The International Monetary Fund (IMF) is likely to cut India's growth estimate 'significantly' in January 2020, Chief Economist Gita Gopinath said on December 17.
Speaking at the Times Network India Economic Conclave, the India-born economist said the IMF will be reviewing the October estimates in January.
"If you look at recent incoming data, we would be revising our numbers and release them in January, and it is likely to be a significant downward revision for India," she said.
In its October forecast, IMF had estimated India's growth at 6.1 percent in 2019 and up to 7 percent in 2020.
While she said India has thrown a surprise by being the only emerging market to have had such a show, she refused to share any further details on the upcoming January forecast.
The country's central bank and some other analysts have already revised its growth estimates downward for FY20 and blamed it on the persistent slack in consumption, absence of private investments and sluggish exports. These factors also led the GDP growth to slide to a six-year low of 4.5 percent in September.
Gopinath also expressed some doubts over the country being able to achieve $5 trillion GDP target by FY2025. She pointed out that India will need nominal growth of at least 10.5 percent compared with 6 percent in the last six years, and real growth of at least 8-9 percent to be able to achieve the target.
Bringing about massive land and labour market reforms will be crucial for the government to achieve the $5 trillion aspirations, she noted.
She termed the current fiscal situation 'challenging' and raised concerns about the country breaching its 3.4 percent deficit target. While she acknowledged the cut in corporate taxes, she also pointed out the absence of any measures to increase revenue.
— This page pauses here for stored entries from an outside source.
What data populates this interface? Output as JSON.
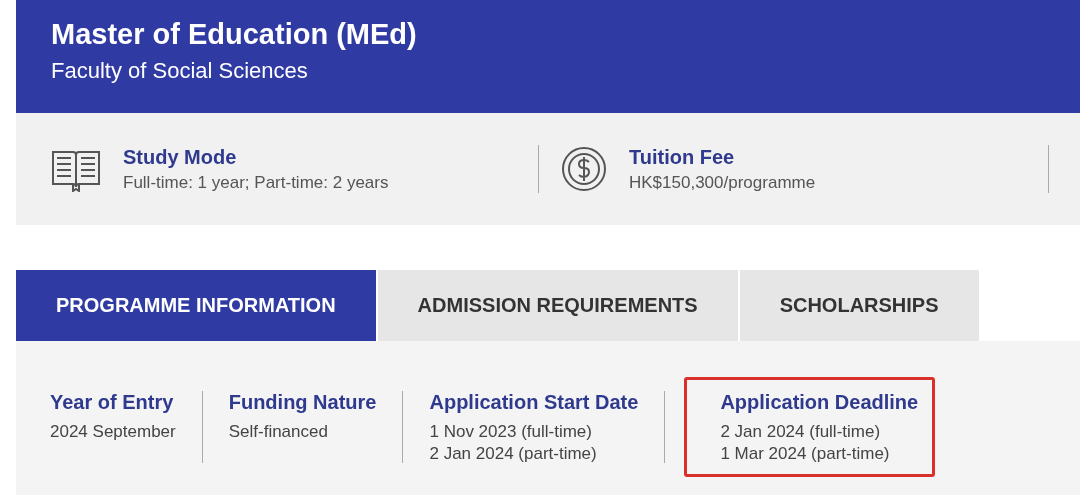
{
  "header": {
    "title": "Master of Education (MEd)",
    "subtitle": "Faculty of Social Sciences"
  },
  "highlights": [
    {
      "kind": "book",
      "label": "Study Mode",
      "value": "Full-time: 1 year; Part-time: 2 years"
    },
    {
      "kind": "coin",
      "label": "Tuition Fee",
      "value": "HK$150,300/programme"
    }
  ],
  "tabs": [
    {
      "label": "PROGRAMME INFORMATION",
      "selected": true
    },
    {
      "label": "ADMISSION REQUIREMENTS",
      "selected": false
    },
    {
      "label": "SCHOLARSHIPS",
      "selected": false
    }
  ],
  "facts": [
    {
      "label": "Year of Entry",
      "lines": [
        "2024 September"
      ],
      "highlighted": false
    },
    {
      "label": "Funding Nature",
      "lines": [
        "Self-financed"
      ],
      "highlighted": false
    },
    {
      "label": "Application Start Date",
      "lines": [
        "1 Nov 2023 (full-time)",
        "2 Jan 2024 (part-time)"
      ],
      "highlighted": false
    },
    {
      "label": "Application Deadline",
      "lines": [
        "2 Jan 2024 (full-time)",
        "1 Mar 2024 (part-time)"
      ],
      "highlighted": true
    }
  ]
}
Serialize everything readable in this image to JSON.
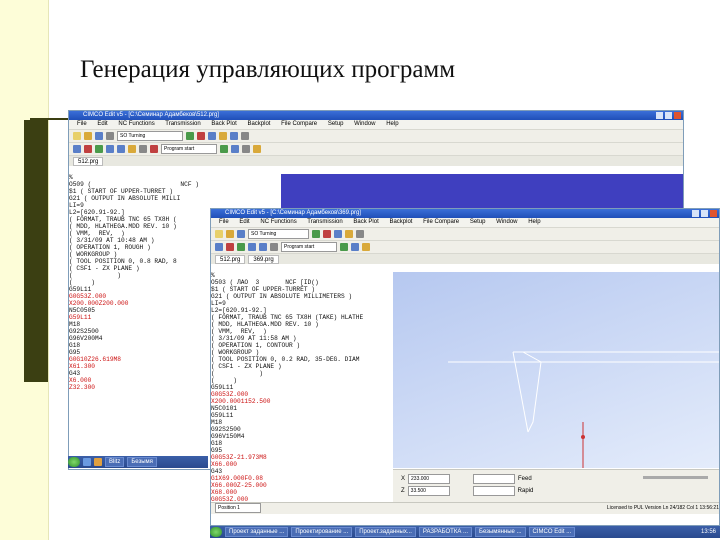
{
  "slide": {
    "title": "Генерация управляющих программ"
  },
  "back_window": {
    "title": "CIMCO Edit v5 - [C:\\Семинар Адамбеков\\512.prg]",
    "menu": [
      "File",
      "Edit",
      "NC Functions",
      "Transmission",
      "Back Plot",
      "Backplot",
      "File Compare",
      "Setup",
      "Window",
      "Help"
    ],
    "machine": "SO Turning",
    "tab": "512.prg",
    "program_start": "Program start",
    "code_lines": [
      {
        "t": "%",
        "r": false
      },
      {
        "t": "O509 (                        NCF )",
        "r": false
      },
      {
        "t": "$1 ( START OF UPPER-TURRET )",
        "r": false
      },
      {
        "t": "G21 ( OUTPUT IN ABSOLUTE MILLI",
        "r": false
      },
      {
        "t": "LI=9",
        "r": false
      },
      {
        "t": "L2=[620.91-92.]",
        "r": false
      },
      {
        "t": "( FORMAT, TRAUB TNC 65 TX8H (",
        "r": false
      },
      {
        "t": "( MDD, HLATHEGA.MDD REV. 10 )",
        "r": false
      },
      {
        "t": "( VMM,  REV,  )",
        "r": false
      },
      {
        "t": "( 3/31/09 AT 10:48 AM )",
        "r": false
      },
      {
        "t": "( OPERATION 1, ROUGH )",
        "r": false
      },
      {
        "t": "( WORKGROUP )",
        "r": false
      },
      {
        "t": "( TOOL POSITION 0, 0.8 RAD, 8",
        "r": false
      },
      {
        "t": "( CSF1 - ZX PLANE )",
        "r": false
      },
      {
        "t": "(            )",
        "r": false
      },
      {
        "t": "(     )",
        "r": false
      },
      {
        "t": "G59L11",
        "r": false
      },
      {
        "t": "G0G53Z.000",
        "r": true
      },
      {
        "t": "X200.000Z200.000",
        "r": true
      },
      {
        "t": "N5C0505",
        "r": false
      },
      {
        "t": "G59L11",
        "r": true
      },
      {
        "t": "M18",
        "r": false
      },
      {
        "t": "G92S2500",
        "r": false
      },
      {
        "t": "G96V200M4",
        "r": false
      },
      {
        "t": "G18",
        "r": false
      },
      {
        "t": "G95",
        "r": false
      },
      {
        "t": "G0G10Z26.619M8",
        "r": true
      },
      {
        "t": "X61.300",
        "r": true
      },
      {
        "t": "G43",
        "r": false
      },
      {
        "t": "X6.000",
        "r": true
      },
      {
        "t": "Z32.300",
        "r": true
      }
    ],
    "taskbar_items": [
      "",
      "",
      "",
      "",
      "Blitz",
      "Безымя",
      "",
      "",
      ""
    ]
  },
  "front_window": {
    "title": "CIMCO Edit v5 - [C:\\Семинар Адамбеков\\369.prg]",
    "menu": [
      "File",
      "Edit",
      "NC Functions",
      "Transmission",
      "Back Plot",
      "Backplot",
      "File Compare",
      "Setup",
      "Window",
      "Help"
    ],
    "machine": "SO Turning",
    "tabs": [
      "512.prg",
      "369.prg"
    ],
    "program_start": "Program start",
    "code_lines": [
      {
        "t": "%",
        "r": false
      },
      {
        "t": "O503 ( ЛАО  3       NCF [ID()",
        "r": false
      },
      {
        "t": "$1 ( START OF UPPER-TURRET )",
        "r": false
      },
      {
        "t": "G21 ( OUTPUT IN ABSOLUTE MILLIMETERS )",
        "r": false
      },
      {
        "t": "LI=9",
        "r": false
      },
      {
        "t": "L2=[620.91-92.]",
        "r": false
      },
      {
        "t": "( FORMAT, TRAUB TNC 65 TX8H (TAKE) HLATHE",
        "r": false
      },
      {
        "t": "( MDD, HLATHEGA.MDD REV. 10 )",
        "r": false
      },
      {
        "t": "( VMM,  REV,  )",
        "r": false
      },
      {
        "t": "( 3/31/09 AT 11:58 AM )",
        "r": false
      },
      {
        "t": "( OPERATION 1, CONTOUR )",
        "r": false
      },
      {
        "t": "( WORKGROUP )",
        "r": false
      },
      {
        "t": "( TOOL POSITION 0, 0.2 RAD, 35-DEG. DIAM",
        "r": false
      },
      {
        "t": "( CSF1 - ZX PLANE )",
        "r": false
      },
      {
        "t": "(            )",
        "r": false
      },
      {
        "t": "(     )",
        "r": false
      },
      {
        "t": "G59L11",
        "r": false
      },
      {
        "t": "G0G53Z.000",
        "r": true
      },
      {
        "t": "X200.0001152.500",
        "r": true
      },
      {
        "t": "N5C0101",
        "r": false
      },
      {
        "t": "G59L11",
        "r": false
      },
      {
        "t": "M18",
        "r": false
      },
      {
        "t": "G92S2500",
        "r": false
      },
      {
        "t": "G96V150M4",
        "r": false
      },
      {
        "t": "G18",
        "r": false
      },
      {
        "t": "G95",
        "r": false
      },
      {
        "t": "G0G53Z-21.973M8",
        "r": true
      },
      {
        "t": "X66.000",
        "r": true
      },
      {
        "t": "G43",
        "r": false
      },
      {
        "t": "G1X69.000F0.08",
        "r": true
      },
      {
        "t": "X66.000Z-25.000",
        "r": true
      },
      {
        "t": "X68.000",
        "r": true
      },
      {
        "t": "G0G53Z.000",
        "r": true
      }
    ],
    "fields": {
      "x_label": "X",
      "z_label": "Z",
      "x_value": "233.000",
      "z_value": "33.500",
      "feed_label": "Feed",
      "speed_label": "Rapid"
    },
    "position_label": "Position 1",
    "status_text": "Licensed to PUL Version   Ln 24/182  Col 1  13:56:21",
    "taskbar_items": [
      "",
      "Проект заданные  ...",
      "Проектирование ...",
      "Проект.заданных...",
      "РАЗРАБОТКА ...",
      "Безымянные ...",
      "CIMCO Edit ..."
    ],
    "clock": "13:56"
  },
  "colors": {
    "viewport_blue": "#3f3fbf",
    "viewport_light": "#b6c8f0",
    "code_red": "#cc1111"
  }
}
Gopinath also talked about the stressed asset troubles in India and the capacity limitations in handling the resolution cases in the National Company Law Tribunals. She called out to policymakers to address the issues in the financial sector at the earliest.
Rural income growth, she noted, was another crucial aspect that needed focus, drawing attention to the need to find ways to increase farm productivity which is currently much lower than world averages.She preferred to avoid an opinion on whether India or China is worse in terms of the state of the economy. Both the economies are different and a comparison is not possible, she said.